We just got pommeled with an enormous snowstorm, it's below 0 degrees Fahrenheit out there, and all the stores are closed, so I'm cooking from the pantry and the bottom of the fridge tonight. I left the big pot of borscht at our priest's family's house (thinking, mistakenly, that we were off to a romantic getaway in a cabin out in the middle of impassable nowhere, and that we would not be at home to eat the borscht) or we'd be eating that. So I made some simple lentil soup which seems to be turning out well, and here's what I did with half a head of cabbage and a pound of ground lamb. I used Moroccan-inspired spices (alas, with no saffron threads,) before I paused to reflect that perhaps they don't have cabbages in Morocco. It doesn't matter. This tastes great and you could use any spice combination that you like. These ones go particularly well with lamb.

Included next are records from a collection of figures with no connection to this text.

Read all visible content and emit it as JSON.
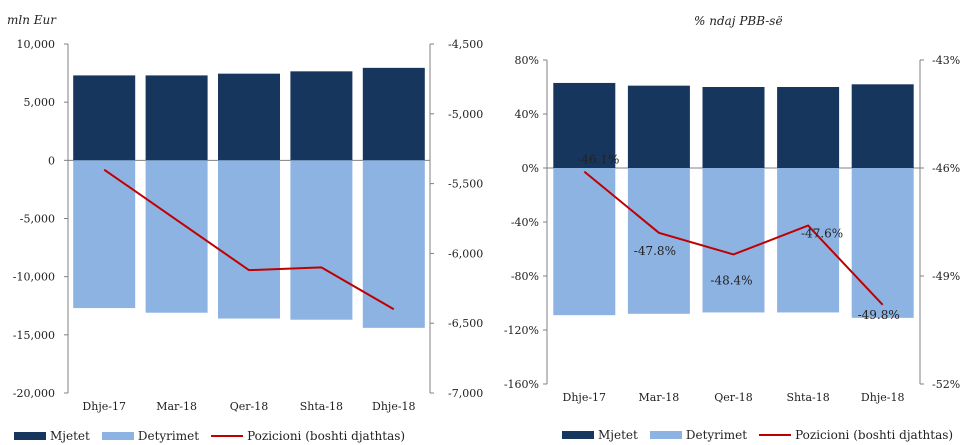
{
  "colors": {
    "assets": "#17365D",
    "liabilities": "#8DB3E2",
    "position": "#C00000",
    "axis": "#808080"
  },
  "legend": {
    "assets": "Mjetet",
    "liabilities": "Detyrimet",
    "position": "Pozicioni (boshti djathtas)"
  },
  "chart_data": [
    {
      "type": "bar",
      "unit_label": "mln Eur",
      "categories": [
        "Dhje-17",
        "Mar-18",
        "Qer-18",
        "Shta-18",
        "Dhje-18"
      ],
      "series": [
        {
          "name": "Mjetet",
          "axis": "left",
          "values": [
            7300,
            7300,
            7450,
            7650,
            7950
          ]
        },
        {
          "name": "Detyrimet",
          "axis": "left",
          "values": [
            -12700,
            -13100,
            -13600,
            -13700,
            -14400
          ]
        },
        {
          "name": "Pozicioni (boshti djathtas)",
          "type": "line",
          "axis": "right",
          "values": [
            -5400,
            -5760,
            -6120,
            -6100,
            -6400
          ]
        }
      ],
      "y_left": {
        "min": -20000,
        "max": 10000,
        "step": 5000,
        "tick_labels": [
          "-20,000",
          "-15,000",
          "-10,000",
          "-5,000",
          "0",
          "5,000",
          "10,000"
        ]
      },
      "y_right": {
        "min": -7000,
        "max": -4500,
        "step": 500,
        "tick_labels": [
          "-7,000",
          "-6,500",
          "-6,000",
          "-5,500",
          "-5,000",
          "-4,500"
        ]
      },
      "legend_position": "bottom"
    },
    {
      "type": "bar",
      "unit_label": "% ndaj PBB-së",
      "categories": [
        "Dhje-17",
        "Mar-18",
        "Qer-18",
        "Shta-18",
        "Dhje-18"
      ],
      "series": [
        {
          "name": "Mjetet",
          "axis": "left",
          "values": [
            63,
            61,
            60,
            60,
            62
          ]
        },
        {
          "name": "Detyrimet",
          "axis": "left",
          "values": [
            -109,
            -108,
            -107,
            -107,
            -111
          ]
        },
        {
          "name": "Pozicioni (boshti djathtas)",
          "type": "line",
          "axis": "right",
          "values": [
            -46.1,
            -47.8,
            -48.4,
            -47.6,
            -49.8
          ],
          "labels": [
            "-46.1%",
            "-47.8%",
            "-48.4%",
            "-47.6%",
            "-49.8%"
          ]
        }
      ],
      "y_left": {
        "min": -160,
        "max": 80,
        "step": 40,
        "tick_labels": [
          "-160%",
          "-120%",
          "-80%",
          "-40%",
          "0%",
          "40%",
          "80%"
        ]
      },
      "y_right": {
        "min": -52,
        "max": -43,
        "step": 3,
        "tick_labels": [
          "-52%",
          "-49%",
          "-46%",
          "-43%"
        ]
      },
      "legend_position": "bottom"
    }
  ]
}
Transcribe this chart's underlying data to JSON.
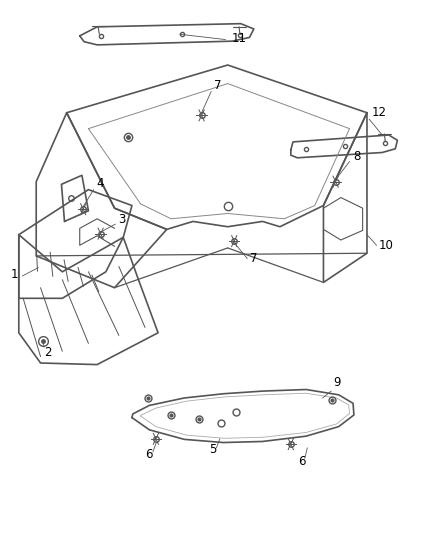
{
  "background_color": "#ffffff",
  "line_color": "#555555",
  "label_color": "#000000",
  "title": "",
  "figsize": [
    4.38,
    5.33
  ],
  "dpi": 100
}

Maybe go easy on the initial saute oil if you're using beef. Lamb isn't as fatty.
Oil of your choice to saute (I used lard and olive oil)
1 onion, diced
3 cloves garlic, minced
Cinnamon, about 1 tablespoon
Ground cumin, about 2 tablespoons
Grated ginger, about 1 tablespoon
Turmeric, about 1 tablespoon
Salt to taste
1/2 head cabbage, any variety, cut into thin strips
1 lb ground lamb (or beef)
Heat oil on medium heat. Saute onion, ginger and garlic until translucent. Stir in the other spices. Brown the lamb. Add the cabbage. Stir about, throw salt on there, reduce heat, and cover. Stir occasionally, aiming for tender cabbage. That's all.
I will serve it with yogurt like I always do.